Studying those two keys, the one with the “.bak” suffix had the image path with my brother’s profile name. Voila, this is it! Everything looks fine there. And doing a quick look into the actual image path location, the files seems intact. Nothing out of the ordinary there. So perhaps it’s just a registry problem.
I then quickly did some comparison into the two profiles and noticed a few difference, particularly theStateDWORD value of 8000 for the profile that is the one I want to be loaded. Compared to the rest which are 0 or 256. Perhaps 0 is a safe value… meaning not logged in. Thus, this was what I did.
1. Renamed similar profile key S-1-5-21-#########-##########-#########-##### (without the .bak suffix) to S-1-5-21-#########-##########-#########-#####.temp
2. Renamed the S-1-5-21-#########-##########-#########-#####.bak to S-1-5-21-#########-##########-#########-#####
3. Change DWORD value of State of the now S-1-5-21-#########-##########-#########-##### from 8000 to0.
4. Close Regedit and reboot.
And voila… it worked!
Phew… Anyways, if you have doubts, please do leave me a message here and I’m willing to guide you along since editing the registry can be quite daunting sometimes. 🙂
Great, now can you ask ur bro to reproduce the problem and try the Startup Repair?

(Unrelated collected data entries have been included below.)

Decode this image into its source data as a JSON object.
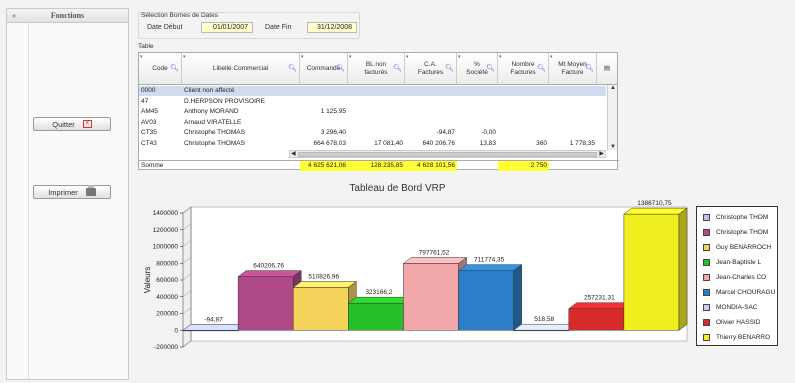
{
  "sidebar": {
    "title": "Fonctions",
    "quit_label": "Quitter",
    "print_label": "Imprimer"
  },
  "selection": {
    "legend": "Sélection Bornes de Dates",
    "start_label": "Date Début",
    "start_value": "01/01/2007",
    "end_label": "Date Fin",
    "end_value": "31/12/2008"
  },
  "table": {
    "title": "Table",
    "headers": {
      "code": "Code",
      "libelle": "Libellé Commercial",
      "commande": "Commande",
      "bl1": "BL non",
      "bl2": "facturés",
      "ca1": "C.A.",
      "ca2": "Factures",
      "pct1": "%",
      "pct2": "Société",
      "nb1": "Nombre",
      "nb2": "Factures",
      "mt1": "Mt Moyen",
      "mt2": "Facture"
    },
    "rows": [
      {
        "code": "0000",
        "libelle": "Client non affecté",
        "commande": "",
        "bl": "",
        "ca": "",
        "pct": "",
        "nb": "",
        "mt": ""
      },
      {
        "code": "47",
        "libelle": "D.HERPSON PROVISOIRE",
        "commande": "",
        "bl": "",
        "ca": "",
        "pct": "",
        "nb": "",
        "mt": ""
      },
      {
        "code": "AM45",
        "libelle": "Anthony MORAND",
        "commande": "1 125,95",
        "bl": "",
        "ca": "",
        "pct": "",
        "nb": "",
        "mt": ""
      },
      {
        "code": "AV03",
        "libelle": "Arnaud VIRATELLE",
        "commande": "",
        "bl": "",
        "ca": "",
        "pct": "",
        "nb": "",
        "mt": ""
      },
      {
        "code": "CT35",
        "libelle": "Christophe THOMAS",
        "commande": "3 296,40",
        "bl": "",
        "ca": "-94,87",
        "pct": "-0,00",
        "nb": "",
        "mt": ""
      },
      {
        "code": "CT43",
        "libelle": "Christophe THOMAS",
        "commande": "664 678,03",
        "bl": "17 081,40",
        "ca": "640 206,76",
        "pct": "13,83",
        "nb": "360",
        "mt": "1 778,35"
      }
    ],
    "sum": {
      "label": "Somme",
      "commande": "4 625 621,06",
      "bl": "128 235,85",
      "ca": "4 628 101,56",
      "nb": "2 750"
    }
  },
  "chart_data": {
    "type": "bar",
    "title": "Tableau de Bord VRP",
    "ylabel": "Valeurs",
    "ylim": [
      -200000,
      1400000
    ],
    "yticks": [
      "1400000",
      "1200000",
      "1000000",
      "800000",
      "600000",
      "400000",
      "200000",
      "0",
      "-200000"
    ],
    "legend_position": "right",
    "categories": [
      "Christophe THOM",
      "Christophe THOM",
      "Guy BENARROCH",
      "Jean-Baptiste L",
      "Jean-Charles CO",
      "Marcel CHOURAGU",
      "MONDIA-SAC",
      "Olivier HASSID",
      "Thierry BENARRO"
    ],
    "values": [
      -94.87,
      640206.76,
      510826.96,
      323166.2,
      797761.52,
      711774.35,
      518.58,
      257231.31,
      1386710.75
    ],
    "labels": [
      "-94,87",
      "640206,76",
      "510826,96",
      "323166,2",
      "797761,52",
      "711774,35",
      "518,58",
      "257231,31",
      "1386710,75"
    ],
    "colors": [
      "#b8c4f0",
      "#b04a86",
      "#f3d35a",
      "#28c028",
      "#f2a8a8",
      "#2c7ec8",
      "#c8d0f0",
      "#d82a2a",
      "#f0f020"
    ]
  }
}
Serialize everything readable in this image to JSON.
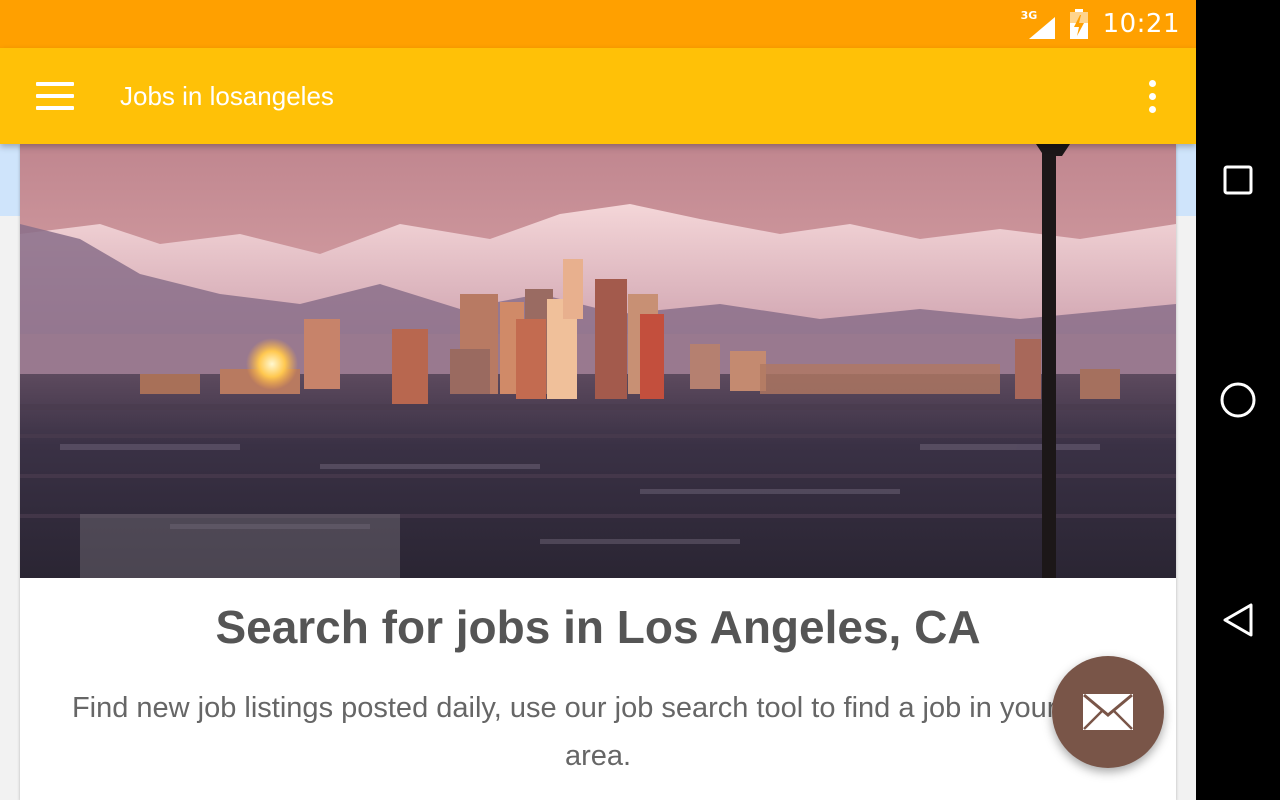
{
  "status_bar": {
    "network": "3G",
    "time": "10:21"
  },
  "app_bar": {
    "title": "Jobs in losangeles"
  },
  "hero": {
    "title": "Search for jobs in Los Angeles, CA",
    "description": "Find new job listings posted daily, use our job search tool to find a job in your local area."
  },
  "icons": {
    "menu": "menu-icon",
    "overflow": "more-vert-icon",
    "fab": "mail-icon",
    "signal": "signal-icon",
    "battery": "battery-charging-icon",
    "recents": "recents-square-icon",
    "home": "home-circle-icon",
    "back": "back-triangle-icon"
  },
  "colors": {
    "status_bar": "#ffa000",
    "app_bar": "#ffc107",
    "fab": "#795548",
    "nav_bar": "#000000"
  }
}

LOL. If you noticed, this is a repost from my going-to-be-decomissioned blog, so it’s a bit too late to reproduce it. Also, you’ve gotta corrupt your profile in order to reproduce this, something I’m not planning to do on any machine that’s needed for work… unless you want to volunteer? Heh. Startup Repair? Perhaps it will help, I dunno. But the steps I took is the sure-fire solution cos it address exactly what’s wrong.
hiya i have been having the same problem,i have done what you said by going to safe mode, but it is still not letting me log in.
Hmmm. Did you get the exact same error message when you login normally?